Holographic Entropy and Calabi's Diastasis

TL;DR

This paper explores holographic entanglement entropy in 2D CFT interfaces and junctions, linking it to Calabi's diastasis function on a specific Kaehler manifold, and extends the understanding of multi-junction entropy calculations.

Contribution

It introduces a holographic framework connecting entanglement entropy of N-junctions to Calabi's diastasis function on SO(2,m)/(SO(2) x SO(m)), generalizing previous results for multiple junctions.

Findings

For N=2, interface entropy relates to the central charge and diastasis function.

For N=3, entanglement entropy decomposes into pairwise diastasis functions.
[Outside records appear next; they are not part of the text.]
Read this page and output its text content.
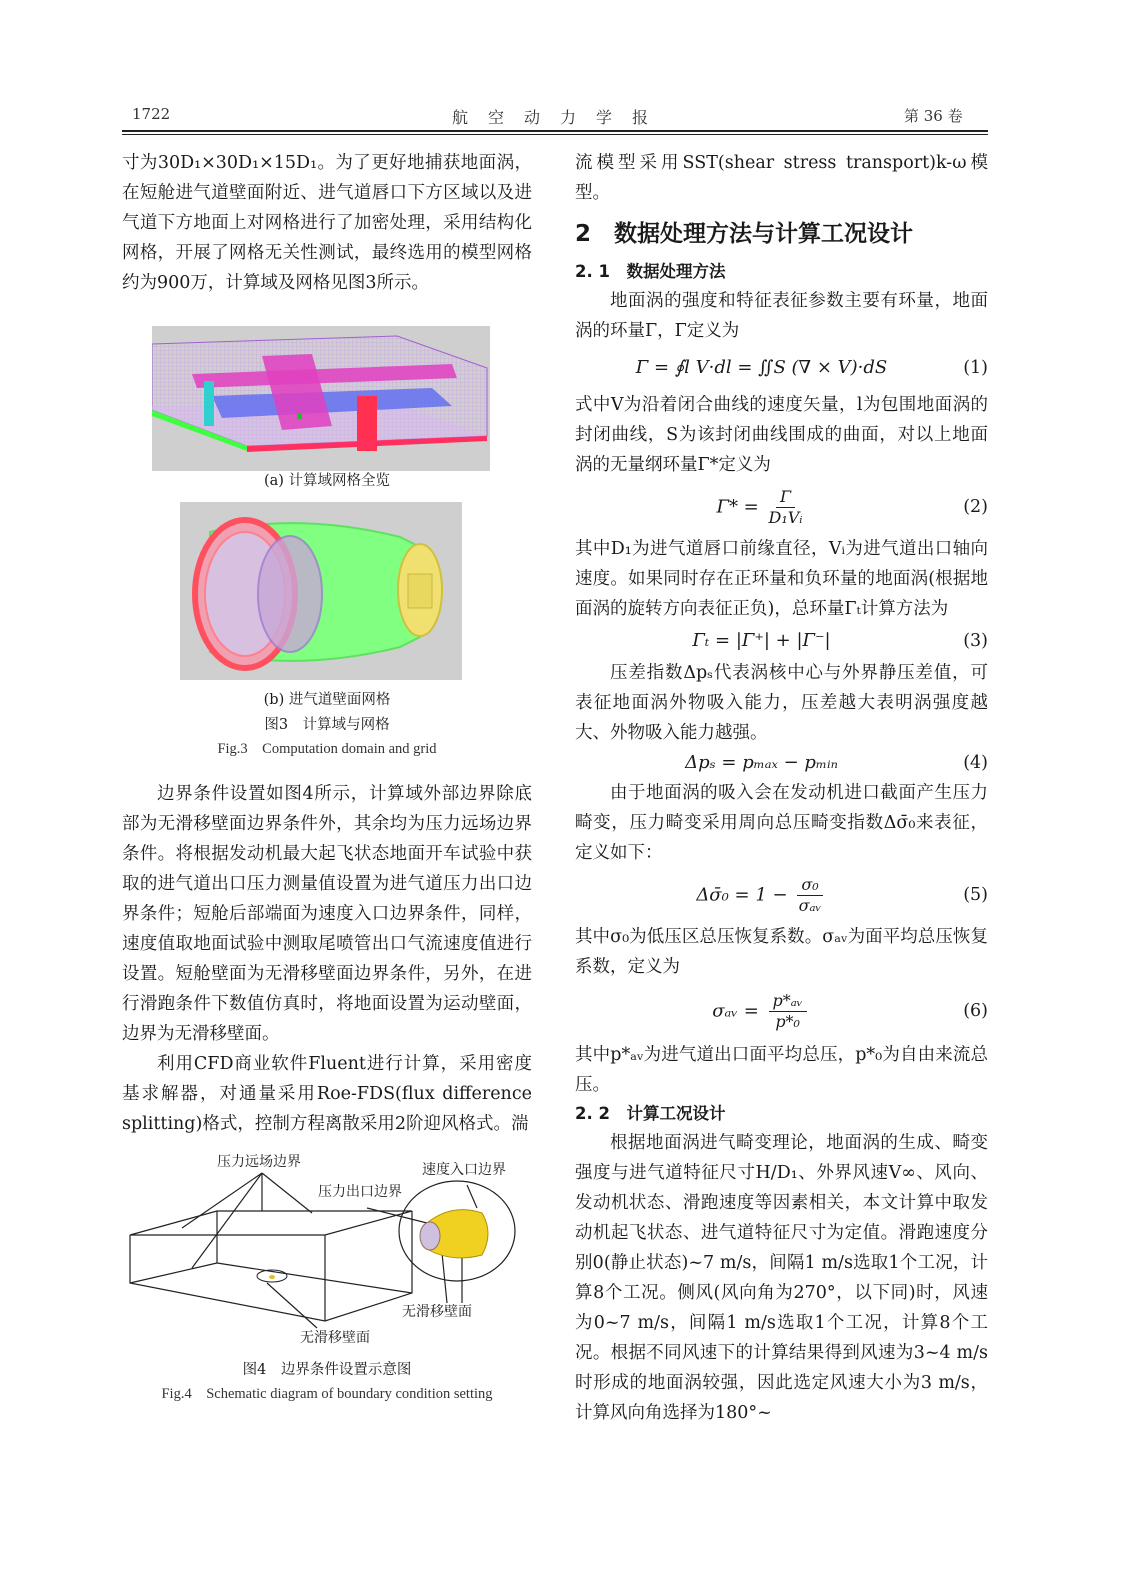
1722	航　空　动　力　学　报	第 36 卷

寸为30D₁×30D₁×15D₁。为了更好地捕获地面涡，在短舱进气道壁面附近、进气道唇口下方区域以及进气道下方地面上对网格进行了加密处理，采用结构化网格，开展了网格无关性测试，最终选用的模型网格约为900万，计算域及网格见图3所示。

(a) 计算域网格全览
(b) 进气道壁面网格
图3　计算域与网格
Fig.3　Computation domain and grid

边界条件设置如图4所示，计算域外部边界除底部为无滑移壁面边界条件外，其余均为压力远场边界条件。将根据发动机最大起飞状态地面开车试验中获取的进气道出口压力测量值设置为进气道压力出口边界条件；短舱后部端面为速度入口边界条件，同样，速度值取地面试验中测取尾喷管出口气流速度值进行设置。短舱壁面为无滑移壁面边界条件，另外，在进行滑跑条件下数值仿真时，将地面设置为运动壁面，边界为无滑移壁面。

利用CFD商业软件Fluent进行计算，采用密度基求解器，对通量采用Roe-FDS(flux difference splitting)格式，控制方程离散采用2阶迎风格式。湍

压力远场边界	速度入口边界
压力出口边界
无滑移壁面
无滑移壁面
图4　边界条件设置示意图
Fig.4　Schematic diagram of boundary condition setting

流模型采用SST(shear stress transport)k-ω模型。

2　数据处理方法与计算工况设计
2. 1　数据处理方法

地面涡的强度和特征表征参数主要有环量，地面涡的环量Γ，Γ定义为

Γ = ∮l V·dl = ∬S (∇ × V)·dS	(1)

式中V为沿着闭合曲线的速度矢量，l为包围地面涡的封闭曲线，S为该封闭曲线围成的曲面，对以上地面涡的无量纲环量Γ*定义为

$\Gamma* = \frac{\Gamma}{\text{D₁Vᵢ}}$	(2)

其中D₁为进气道唇口前缘直径，Vᵢ为进气道出口轴向速度。如果同时存在正环量和负环量的地面涡(根据地面涡的旋转方向表征正负)，总环量Γₜ计算方法为

Γₜ = |Γ⁺| + |Γ⁻|	(3)

压差指数Δpₛ代表涡核中心与外界静压差值，可表征地面涡外物吸入能力，压差越大表明涡强度越大、外物吸入能力越强。

Δpₛ = pₘₐₓ − pₘᵢₙ	(4)

由于地面涡的吸入会在发动机进口截面产生压力畸变，压力畸变采用周向总压畸变指数Δσ̄₀来表征，定义如下：

Δσ̄₀ = $1 - \frac{\text{σ₀}}{\text{σₐᵥ}}$	(5)

其中σ₀为低压区总压恢复系数。σₐᵥ为面平均总压恢复系数，定义为

σₐᵥ = $\frac{\text{p*ₐᵥ}}{\text{p*₀}}$	(6)

其中p*ₐᵥ为进气道出口面平均总压，p*₀为自由来流总压。

2. 2　计算工况设计

根据地面涡进气畸变理论，地面涡的生成、畸变强度与进气道特征尺寸H/D₁、外界风速V∞、风向、发动机状态、滑跑速度等因素相关，本文计算中取发动机起飞状态、进气道特征尺寸为定值。滑跑速度分别0(静止状态)~7 m/s，间隔1 m/s选取1个工况，计算8个工况。侧风(风向角为270°，以下同)时，风速为0~7 m/s，间隔1 m/s选取1个工况，计算8个工况。根据不同风速下的计算结果得到风速为3~4 m/s时形成的地面涡较强，因此选定风速大小为3 m/s，计算风向角选择为180°~
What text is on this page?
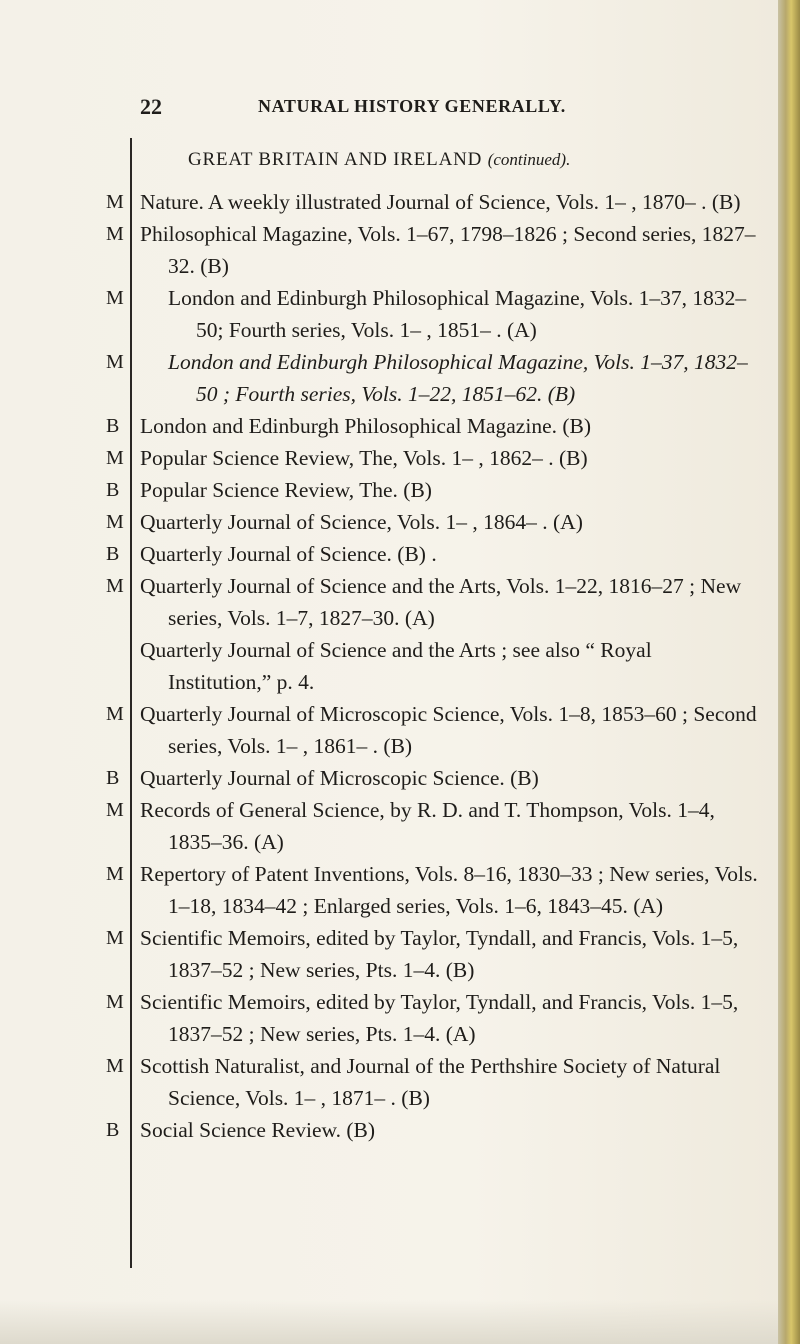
22	NATURAL HISTORY GENERALLY.
GREAT BRITAIN AND IRELAND (continued).
M Nature. A weekly illustrated Journal of Science, Vols. 1– , 1870– . (B)
M Philosophical Magazine, Vols. 1–67, 1798–1826 ; Second series, 1827–32. (B)
M London and Edinburgh Philosophical Magazine, Vols. 1–37, 1832–50; Fourth series, Vols. 1– , 1851– . (A)
M London and Edinburgh Philosophical Magazine, Vols. 1–37, 1832–50 ; Fourth series, Vols. 1–22, 1851–62. (B)
B London and Edinburgh Philosophical Magazine. (B)
M Popular Science Review, The, Vols. 1– , 1862– . (B)
B Popular Science Review, The. (B)
M Quarterly Journal of Science, Vols. 1– , 1864– . (A)
B Quarterly Journal of Science. (B) .
M Quarterly Journal of Science and the Arts, Vols. 1–22, 1816–27 ; New series, Vols. 1–7, 1827–30. (A)
Quarterly Journal of Science and the Arts ; see also “ Royal Institution,” p. 4.
M Quarterly Journal of Microscopic Science, Vols. 1–8, 1853–60 ; Second series, Vols. 1– , 1861– . (B)
B Quarterly Journal of Microscopic Science. (B)
M Records of General Science, by R. D. and T. Thompson, Vols. 1–4, 1835–36. (A)
M Repertory of Patent Inventions, Vols. 8–16, 1830–33 ; New series, Vols. 1–18, 1834–42 ; Enlarged series, Vols. 1–6, 1843–45. (A)
M Scientific Memoirs, edited by Taylor, Tyndall, and Francis, Vols. 1–5, 1837–52 ; New series, Pts. 1–4. (B)
M Scientific Memoirs, edited by Taylor, Tyndall, and Francis, Vols. 1–5, 1837–52 ; New series, Pts. 1–4. (A)
M Scottish Naturalist, and Journal of the Perthshire Society of Natural Science, Vols. 1– , 1871– . (B)
B Social Science Review. (B)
For N>3, entropy solves a variational problem involving central charges and diastasis functions.

Abstract

The entanglement entropy for interfaces and junctions of two-dimensional CFTs is evaluated on holographically dual half-BPS solutions to six-dimensional Type 4b supergravity with m anti-symmetric tensor supermultiplets. It is shown that the moduli space for an N-junction solution projects to N points in the Kaehler manifold SO(2,m)/( SO(2) x SO(m)). For N=2 the interface entropy is expressed in terms of the central charge and Calabi's diastasis function on SO(2,m)/(SO(2) x SO(m)), thereby lending support from holography to a proposal of Bachas, Brunner, Douglas, and Rastelli. For N=3, the entanglement entropy for a 3-junction decomposes into a sum of diastasis functions between pairs, weighed by combinations of the three central charges, provided the flux charges are all parallel to one another or, more generally, provided the space of flux charges is orthogonal to the space of unattracted scalars. Under similar assumptions for N>3, the entanglement entropy for the N-junction solves a variational problem whose data consist of the N central charges, and the diastasis function evaluated between pairs of N asymptotic AdS_3 x S^3 regions.